Philippe Caubère conclut son impressionnante saga du "Roman d’un acteur" avec trois derniers spectacles qui se jouent en alternance : fin de l’histoire de Ferdinand Faure, son alter ego, son double.

Article rédigé par franceinfo Culture - Bertrand Renard
France Télévisions - Rédaction Culture
Publié Mis à jour
Temps de lecture : 9min
Le comédien Philippe Caubère dans "Casino de Namur I", premier volet de "Adieu, Ferdinand ! Suite et Fin", Théâtre du Rond-Point novembre 2019. (Michèle Laurent)

On doit en être à une trentaine de numéros, on n’est même pas sûr que Caubère les ait dénombrés, lui, comme on le voit dans l’hilarant Casino de Namur 2, qui est si fâché avec les chiffres. Autobiographie revisitée d’un homme qui aurait pu se contenter de rester, avec cet accent marseillais qu’il retrouve aisément, un jeune acteur brillant du Théâtre du Soleil, dans l’ombre d’Ariane (Ariane Mnouchkine, mère et prêtresse, égérie, professeur, formatrice, inspiratrice : l’autre femme, face à la légitime, Clémence). Dans l’ombre, ou au soleil, puisqu’Ariane lui confia le rôle de Molière, au théâtre et au cinéma. Cinéma que Caubère a toujours négligé, malgré sa composition du père de Pagnol dans La gloire de mon père et Le château de ma mère d’Yves Robert.

Le théâtre seul

Le théâtre donc. Et le théâtre seul. On devrait dire : le théâtre seul, et seul. Cela fait près de quarante ans que Caubère fait du "seul en scène", c’est presque lui qui l’a inventé. Et voici que, se repenchant avec nostalgie sur quelques épisodes de (toujours) sa jeunesse et en y traçant de la plume et du corps le mot "fin", il nous rappelle qu’il approche de la septantaine et que nous avons vieilli avec lui.


Autobiographie revisitée : à ceux qui le découvriraient, qui l’idolâtreraient, à ceux qui l’auraient suivi de loin en loin, ou de près en près mais avec des éclipses, Faure-Caubère ou Ferdinand-Philippe ne raconte jamais, de sa vie, les moments les plus fastueux, les plus spectaculaires. Non, ce sont des éclaboussures de mémoire, de courts fils de laine brut logés, allez savoir pourquoi, dans un recoin de son cerveau et dont il compose, en les tordant, en les broyant, en les teintant de rouge, de noir et de suie, une tapisserie éblouissante, là, devant nous, avec un art de la gestuelle, du changement à vue de visage et d’accent qui s’apparenterait presque au transformisme, de l’appropriation d’une scène nue (une simple chaise, que souvent il abandonne) qu’il semble habiter comme peu d’acteurs le font.

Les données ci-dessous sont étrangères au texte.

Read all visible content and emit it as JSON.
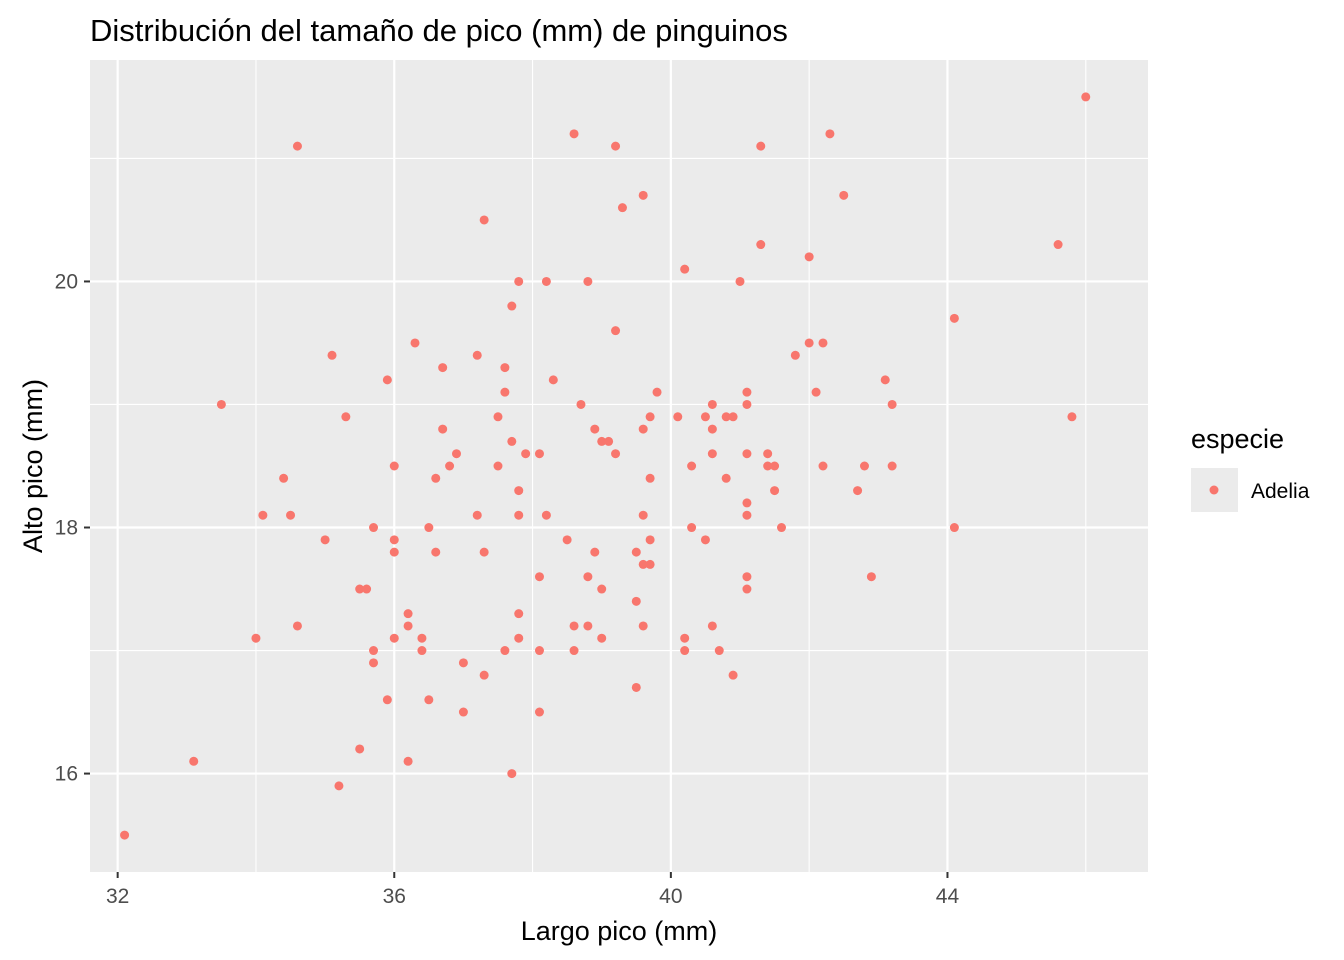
{
  "chart_data": {
    "type": "scatter",
    "title": "Distribución del tamaño de pico (mm) de pinguinos",
    "xlabel": "Largo pico (mm)",
    "ylabel": "Alto pico (mm)",
    "xlim": [
      31.6,
      46.9
    ],
    "ylim": [
      15.2,
      21.8
    ],
    "x_ticks": [
      32,
      36,
      40,
      44
    ],
    "y_ticks": [
      16,
      18,
      20
    ],
    "x_tick_labels": [
      "32",
      "36",
      "40",
      "44"
    ],
    "y_tick_labels": [
      "16",
      "18",
      "20"
    ],
    "grid": true,
    "panel_background": "#ebebeb",
    "grid_color": "#ffffff",
    "legend": {
      "title": "especie",
      "position": "right",
      "entries": [
        {
          "label": "Adelia",
          "color": "#f8766d"
        }
      ]
    },
    "series": [
      {
        "name": "Adelia",
        "color": "#f8766d",
        "points": [
          [
            32.1,
            15.5
          ],
          [
            33.1,
            16.1
          ],
          [
            33.5,
            19.0
          ],
          [
            34.0,
            17.1
          ],
          [
            34.1,
            18.1
          ],
          [
            34.4,
            18.4
          ],
          [
            34.5,
            18.1
          ],
          [
            34.6,
            21.1
          ],
          [
            34.6,
            17.2
          ],
          [
            35.0,
            17.9
          ],
          [
            35.1,
            19.4
          ],
          [
            35.2,
            15.9
          ],
          [
            35.3,
            18.9
          ],
          [
            35.5,
            17.5
          ],
          [
            35.5,
            16.2
          ],
          [
            35.6,
            17.5
          ],
          [
            35.7,
            18.0
          ],
          [
            35.7,
            17.0
          ],
          [
            35.7,
            16.9
          ],
          [
            35.9,
            19.2
          ],
          [
            35.9,
            16.6
          ],
          [
            36.0,
            18.5
          ],
          [
            36.0,
            17.9
          ],
          [
            36.0,
            17.8
          ],
          [
            36.0,
            17.1
          ],
          [
            36.2,
            17.3
          ],
          [
            36.2,
            17.2
          ],
          [
            36.2,
            16.1
          ],
          [
            36.3,
            19.5
          ],
          [
            36.4,
            17.1
          ],
          [
            36.4,
            17.0
          ],
          [
            36.5,
            18.0
          ],
          [
            36.5,
            16.6
          ],
          [
            36.6,
            18.4
          ],
          [
            36.6,
            17.8
          ],
          [
            36.7,
            19.3
          ],
          [
            36.7,
            18.8
          ],
          [
            36.8,
            18.5
          ],
          [
            36.9,
            18.6
          ],
          [
            37.0,
            16.9
          ],
          [
            37.0,
            16.5
          ],
          [
            37.2,
            19.4
          ],
          [
            37.2,
            18.1
          ],
          [
            37.3,
            20.5
          ],
          [
            37.3,
            17.8
          ],
          [
            37.3,
            16.8
          ],
          [
            37.5,
            18.9
          ],
          [
            37.5,
            18.5
          ],
          [
            37.6,
            19.3
          ],
          [
            37.6,
            19.1
          ],
          [
            37.6,
            17.0
          ],
          [
            37.7,
            19.8
          ],
          [
            37.7,
            18.7
          ],
          [
            37.7,
            16.0
          ],
          [
            37.8,
            20.0
          ],
          [
            37.8,
            18.3
          ],
          [
            37.8,
            18.1
          ],
          [
            37.8,
            17.3
          ],
          [
            37.8,
            17.1
          ],
          [
            37.9,
            18.6
          ],
          [
            38.1,
            18.6
          ],
          [
            38.1,
            17.6
          ],
          [
            38.1,
            17.0
          ],
          [
            38.1,
            16.5
          ],
          [
            38.2,
            20.0
          ],
          [
            38.2,
            18.1
          ],
          [
            38.3,
            19.2
          ],
          [
            38.5,
            17.9
          ],
          [
            38.6,
            21.2
          ],
          [
            38.6,
            17.2
          ],
          [
            38.6,
            17.0
          ],
          [
            38.7,
            19.0
          ],
          [
            38.8,
            20.0
          ],
          [
            38.8,
            17.6
          ],
          [
            38.8,
            17.2
          ],
          [
            38.9,
            18.8
          ],
          [
            38.9,
            17.8
          ],
          [
            39.0,
            18.7
          ],
          [
            39.0,
            17.5
          ],
          [
            39.0,
            17.1
          ],
          [
            39.1,
            18.7
          ],
          [
            39.2,
            21.1
          ],
          [
            39.2,
            19.6
          ],
          [
            39.2,
            18.6
          ],
          [
            39.3,
            20.6
          ],
          [
            39.5,
            17.8
          ],
          [
            39.5,
            17.4
          ],
          [
            39.5,
            16.7
          ],
          [
            39.6,
            20.7
          ],
          [
            39.6,
            18.8
          ],
          [
            39.6,
            18.1
          ],
          [
            39.6,
            17.7
          ],
          [
            39.6,
            17.2
          ],
          [
            39.7,
            18.9
          ],
          [
            39.7,
            18.4
          ],
          [
            39.7,
            17.9
          ],
          [
            39.7,
            17.7
          ],
          [
            39.8,
            19.1
          ],
          [
            40.1,
            18.9
          ],
          [
            40.2,
            20.1
          ],
          [
            40.2,
            17.1
          ],
          [
            40.2,
            17.0
          ],
          [
            40.3,
            18.5
          ],
          [
            40.3,
            18.0
          ],
          [
            40.5,
            18.9
          ],
          [
            40.5,
            17.9
          ],
          [
            40.6,
            19.0
          ],
          [
            40.6,
            18.8
          ],
          [
            40.6,
            18.6
          ],
          [
            40.6,
            17.2
          ],
          [
            40.7,
            17.0
          ],
          [
            40.8,
            18.9
          ],
          [
            40.8,
            18.4
          ],
          [
            40.9,
            18.9
          ],
          [
            40.9,
            16.8
          ],
          [
            41.0,
            20.0
          ],
          [
            41.1,
            19.1
          ],
          [
            41.1,
            19.0
          ],
          [
            41.1,
            18.6
          ],
          [
            41.1,
            18.2
          ],
          [
            41.1,
            18.1
          ],
          [
            41.1,
            17.6
          ],
          [
            41.1,
            17.5
          ],
          [
            41.3,
            21.1
          ],
          [
            41.3,
            20.3
          ],
          [
            41.4,
            18.6
          ],
          [
            41.4,
            18.5
          ],
          [
            41.5,
            18.5
          ],
          [
            41.5,
            18.3
          ],
          [
            41.6,
            18.0
          ],
          [
            41.8,
            19.4
          ],
          [
            42.0,
            20.2
          ],
          [
            42.0,
            19.5
          ],
          [
            42.1,
            19.1
          ],
          [
            42.2,
            19.5
          ],
          [
            42.2,
            18.5
          ],
          [
            42.3,
            21.2
          ],
          [
            42.5,
            20.7
          ],
          [
            42.7,
            18.3
          ],
          [
            42.8,
            18.5
          ],
          [
            42.9,
            17.6
          ],
          [
            43.1,
            19.2
          ],
          [
            43.2,
            19.0
          ],
          [
            43.2,
            18.5
          ],
          [
            44.1,
            19.7
          ],
          [
            44.1,
            18.0
          ],
          [
            45.6,
            20.3
          ],
          [
            45.8,
            18.9
          ],
          [
            46.0,
            21.5
          ]
        ]
      }
    ]
  }
}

Le comédien Philippe Caubère dans "Casino de Namur I", premier volet de "Adieu, Ferdinand ! Suite et Fin", Théâtre du Rond-Point novembre 2019. (MICHELE LAURENT)

Et Caubère n’est jamais meilleur que quand un petit fait, un petit détail, se mettent à prendre des proportions monstrueuses qui ne rappellent pas tant l’énormité des histoires marseillaises (quoique…) que l’imagination si délirante qu’elle en devient profondément poétique d’un Terry Gilliam ou d’un Fellini, ou, pour en rester au théâtre, des grands maîtres italiens, de Strehler à Pippo Delbono.

Cru (appelons un chat un chat)

C’est ainsi que dans le premier volet de la trilogie, La baleine et le camp naturiste, une actrice d’Ariane, Samira, qui réussit le thé et rate le couscous, provoque en Ferdinand un violent désir érotique quand il la voit dans sa doudoune blanche en séance d’improvisation, semblable à une jolie baleine blanche ("ou se lançant vers le ciel comme un grand saumon") dont il serait le capitaine Achab. C’est le temps de la libération sexuelle, qui est toujours plus libérée pour les hommes que pour les femmes, Ferdinand décide donc de tromper Clémence, "mais tu vas passer toute la nuit chez elle ? – Ben oui, sinon c’est pas poli" mais évidemment c’est compter sans les chats de Samira (et Caubère fait aussi les chats !) et le fait qu’elle a enlevé sa doudoune alors le désir se réduit à peu. Et Clémence, au moment de passer à l’acte, qui hante l’esprit de Ferdinand comme un reproche vivant…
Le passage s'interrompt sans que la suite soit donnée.